Slow ruby regexes

emmanuel · April 16, 2007, 12:56pm

On 14.04.2007 15:23, MenTaLguY wrote:

The same approach works if you construct the DFA in advance or via
memoization of the Thompson NFA evaluation (which is probably the better
of the two for reasons already discussed).

Hmm… I was more after how you would notate the RX for a DFA based
engine to do the prioritization. I do not know a DFA based engine that
would actually allow to write a RX pattern to do that.

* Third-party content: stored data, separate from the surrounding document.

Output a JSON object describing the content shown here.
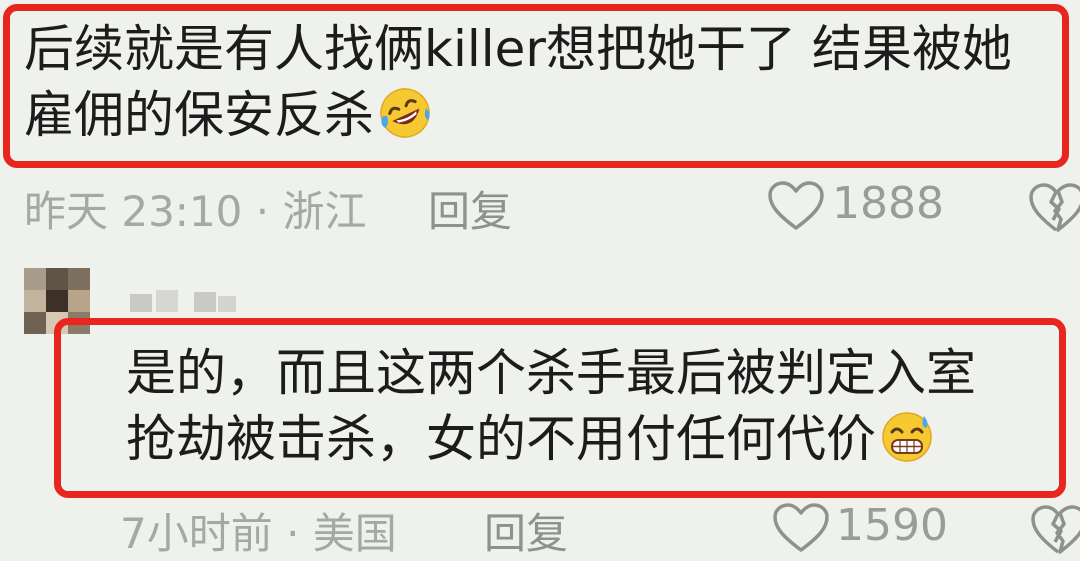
{
  "comments": [
    {
      "text_line1": "后续就是有人找俩killer想把她干了 结果被她",
      "text_line2": "雇佣的保安反杀",
      "emoji": "rolling-on-floor-laughing-emoji",
      "meta": "昨天 23:10 · 浙江",
      "reply_label": "回复",
      "like_count": "1888"
    },
    {
      "text_line1": "是的，而且这两个杀手最后被判定入室",
      "text_line2": "抢劫被击杀，女的不用付任何代价",
      "emoji": "grinning-sweat-emoji",
      "meta": "7小时前 · 美国",
      "reply_label": "回复",
      "like_count": "1590"
    }
  ],
  "colors": {
    "background": "#eef1ec",
    "highlight_border": "#e8251f",
    "meta_text": "#a6a8a4"
  }
}
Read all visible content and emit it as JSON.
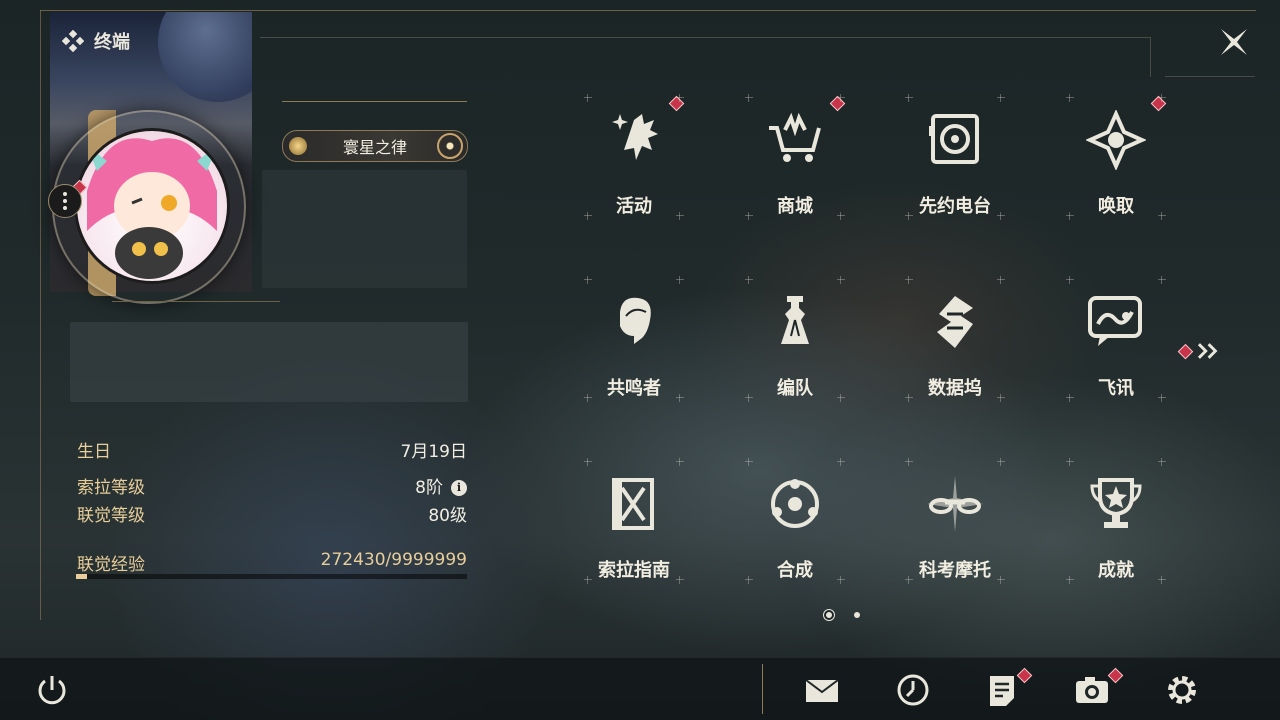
{
  "header": {
    "title": "终端"
  },
  "profile": {
    "name_tag": "寰星之律"
  },
  "stats": [
    {
      "label": "生日",
      "value": "7月19日"
    },
    {
      "label": "索拉等级",
      "value": "8阶"
    },
    {
      "label": "联觉等级",
      "value": "80级"
    }
  ],
  "experience": {
    "label": "联觉经验",
    "value": "272430/9999999",
    "progress": 0.027
  },
  "grid": [
    {
      "label": "活动",
      "icon": "activity-icon",
      "badge": true
    },
    {
      "label": "商城",
      "icon": "shop-cart-icon",
      "badge": true
    },
    {
      "label": "先约电台",
      "icon": "radio-icon",
      "badge": false
    },
    {
      "label": "唤取",
      "icon": "summon-compass-icon",
      "badge": true
    },
    {
      "label": "共鸣者",
      "icon": "resonator-icon",
      "badge": false
    },
    {
      "label": "编队",
      "icon": "team-chess-icon",
      "badge": false
    },
    {
      "label": "数据坞",
      "icon": "databank-icon",
      "badge": false
    },
    {
      "label": "飞讯",
      "icon": "message-icon",
      "badge": false
    },
    {
      "label": "索拉指南",
      "icon": "guide-book-icon",
      "badge": false
    },
    {
      "label": "合成",
      "icon": "synthesis-icon",
      "badge": false
    },
    {
      "label": "科考摩托",
      "icon": "motorcycle-icon",
      "badge": false
    },
    {
      "label": "成就",
      "icon": "trophy-icon",
      "badge": false
    }
  ],
  "pagination": {
    "current": 1,
    "total": 2
  },
  "colors": {
    "accent_gold": "#e7ce9a",
    "badge_red": "#c8344a",
    "line_gold": "#8d7b57"
  }
}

Of course, when building engines manually you can do a lot - and
probably a lot more than what actual RX engines allow. But since I’m
interested in using them vs. writing RX engines your solution was not
exactly what I expected.

Kind regards

robert

emmanuel · April 14, 2007, 3:23pm

To be fair, I oversimplified a bit because I couldn’t think of a better
example until just now. Though you can prune the DFA with priorities in
the NFA, an expression like /^(?:(abc)|(a)).*$/ still requires more
sophisticated handling, explicitly tracking alternative matches.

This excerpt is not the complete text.